Мы пили дорогое, вкусное вино. Перед этим Туся спросила меня:

- Пила уже? Нет?! Ну, хорошо, этим можно на­чинать! Юля, не делай большие глаза! Девке пора вступать во взрослую жизнь! Общество приличное и случай подходящий.

После был «дорогущий» чай, очень вкусные пи­рожные, фрукты и хохот до колик - над анекдотами и байками из жизни её многочисленных клиенток! Больше я тетю Туею не видела ни разу: сама встречи не искала, и приглашений не было. Дома у нас гово­рили о ней частенько, всегда с большим удовольст­вием вспоминая что-нибудь весёлое из её живопис­ных разговоров.

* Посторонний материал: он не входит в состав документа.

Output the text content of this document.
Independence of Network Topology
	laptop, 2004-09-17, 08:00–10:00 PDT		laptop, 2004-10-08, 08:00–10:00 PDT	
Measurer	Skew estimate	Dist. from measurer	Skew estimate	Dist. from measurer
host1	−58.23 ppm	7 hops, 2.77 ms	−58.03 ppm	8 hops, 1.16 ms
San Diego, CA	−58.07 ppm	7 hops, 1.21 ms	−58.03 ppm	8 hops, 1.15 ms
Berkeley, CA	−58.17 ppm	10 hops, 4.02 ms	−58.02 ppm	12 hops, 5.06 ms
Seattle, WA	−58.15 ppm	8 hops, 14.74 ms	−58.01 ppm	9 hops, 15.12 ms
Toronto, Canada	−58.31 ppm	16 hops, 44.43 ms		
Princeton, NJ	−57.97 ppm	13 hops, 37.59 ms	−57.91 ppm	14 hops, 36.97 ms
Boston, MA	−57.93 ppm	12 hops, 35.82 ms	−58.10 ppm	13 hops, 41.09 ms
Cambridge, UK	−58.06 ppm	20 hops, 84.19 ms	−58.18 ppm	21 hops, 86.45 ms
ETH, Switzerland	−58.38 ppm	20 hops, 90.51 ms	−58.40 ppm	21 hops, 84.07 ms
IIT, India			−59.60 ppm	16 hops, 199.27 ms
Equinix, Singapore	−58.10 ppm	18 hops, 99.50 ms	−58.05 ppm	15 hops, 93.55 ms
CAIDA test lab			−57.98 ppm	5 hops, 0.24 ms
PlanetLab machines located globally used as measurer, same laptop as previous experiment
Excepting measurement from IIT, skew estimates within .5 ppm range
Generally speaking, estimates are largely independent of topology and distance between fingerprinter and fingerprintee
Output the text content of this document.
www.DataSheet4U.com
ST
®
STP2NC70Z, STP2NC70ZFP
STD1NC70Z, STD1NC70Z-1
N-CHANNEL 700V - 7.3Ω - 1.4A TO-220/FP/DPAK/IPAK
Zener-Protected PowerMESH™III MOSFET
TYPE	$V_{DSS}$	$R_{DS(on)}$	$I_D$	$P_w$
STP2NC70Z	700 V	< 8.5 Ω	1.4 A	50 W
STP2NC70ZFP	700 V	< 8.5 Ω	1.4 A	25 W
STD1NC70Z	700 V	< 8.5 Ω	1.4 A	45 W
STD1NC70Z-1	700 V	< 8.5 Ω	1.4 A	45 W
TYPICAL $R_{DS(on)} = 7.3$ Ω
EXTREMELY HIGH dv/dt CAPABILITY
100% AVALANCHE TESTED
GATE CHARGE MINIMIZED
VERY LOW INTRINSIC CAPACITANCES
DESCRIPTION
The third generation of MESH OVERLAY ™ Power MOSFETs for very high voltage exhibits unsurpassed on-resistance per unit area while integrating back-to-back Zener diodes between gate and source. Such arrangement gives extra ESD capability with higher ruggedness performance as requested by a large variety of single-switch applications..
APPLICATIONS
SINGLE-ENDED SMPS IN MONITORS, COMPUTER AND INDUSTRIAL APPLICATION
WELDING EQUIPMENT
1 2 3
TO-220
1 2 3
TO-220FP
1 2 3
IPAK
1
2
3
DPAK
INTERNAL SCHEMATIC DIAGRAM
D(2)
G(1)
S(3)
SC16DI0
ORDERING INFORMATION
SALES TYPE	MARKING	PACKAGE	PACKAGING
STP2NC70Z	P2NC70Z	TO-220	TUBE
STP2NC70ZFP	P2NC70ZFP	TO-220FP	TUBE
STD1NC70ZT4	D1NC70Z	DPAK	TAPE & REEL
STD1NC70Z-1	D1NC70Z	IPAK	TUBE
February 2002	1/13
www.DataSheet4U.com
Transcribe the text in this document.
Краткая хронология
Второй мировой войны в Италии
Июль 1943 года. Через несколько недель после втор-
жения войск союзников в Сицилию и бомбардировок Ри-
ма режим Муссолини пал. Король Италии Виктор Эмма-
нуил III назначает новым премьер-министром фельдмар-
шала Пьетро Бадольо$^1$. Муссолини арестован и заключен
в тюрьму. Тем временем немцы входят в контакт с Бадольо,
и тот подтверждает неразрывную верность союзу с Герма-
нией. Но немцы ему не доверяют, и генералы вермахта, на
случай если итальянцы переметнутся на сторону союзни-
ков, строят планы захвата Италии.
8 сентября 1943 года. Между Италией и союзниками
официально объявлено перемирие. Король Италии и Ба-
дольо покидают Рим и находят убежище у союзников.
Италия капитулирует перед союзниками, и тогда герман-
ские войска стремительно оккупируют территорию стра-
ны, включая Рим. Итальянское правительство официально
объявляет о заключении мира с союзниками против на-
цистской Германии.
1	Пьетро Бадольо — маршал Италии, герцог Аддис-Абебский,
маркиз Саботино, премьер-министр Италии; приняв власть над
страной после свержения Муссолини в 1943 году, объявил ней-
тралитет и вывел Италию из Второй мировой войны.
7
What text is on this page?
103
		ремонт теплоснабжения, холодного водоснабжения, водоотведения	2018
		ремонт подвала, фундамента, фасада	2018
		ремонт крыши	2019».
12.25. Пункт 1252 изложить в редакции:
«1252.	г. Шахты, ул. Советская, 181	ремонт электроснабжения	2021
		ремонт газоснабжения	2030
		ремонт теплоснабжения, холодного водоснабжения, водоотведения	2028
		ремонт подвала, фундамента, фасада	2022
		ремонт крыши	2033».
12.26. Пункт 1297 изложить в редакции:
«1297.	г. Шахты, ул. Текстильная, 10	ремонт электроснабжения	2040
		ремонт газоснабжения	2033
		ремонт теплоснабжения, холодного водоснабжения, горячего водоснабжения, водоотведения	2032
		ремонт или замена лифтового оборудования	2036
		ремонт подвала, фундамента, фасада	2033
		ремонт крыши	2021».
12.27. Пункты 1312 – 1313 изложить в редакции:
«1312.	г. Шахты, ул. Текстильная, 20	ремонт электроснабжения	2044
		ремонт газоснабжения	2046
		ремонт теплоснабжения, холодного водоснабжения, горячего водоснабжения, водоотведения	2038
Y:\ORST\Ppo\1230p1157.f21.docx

Дядя Женя - полная противоположность Туси: тихий, деликатный, с прекрасными, грустными се­рыми глазами. Его вторая жена, тетя Маруся, по вы­ражению тети Наташи, «слишком проста», маме и Лиде очень нравилась. Они долго переписывались и встречались не однажды. Я видела её один раз, мель­ком и не запомнила. У них был сын Юрий, ставший офицером. Папа считал второй брак брата удачным, но и Туею любил - за острый язычок и яркую ориги­нальность. Племянниц он обожал за удивительную похожесть обеих на отца при совершенно разных характерах. Они платили ему тем же, всегда с шум­ным весельем обнимая при встречах и обращаясь, не иначе, как:

- Дорогой, миленький наш дядя Геня!

Я их после Тюмени не видела ни разу. Как-то не пришлось.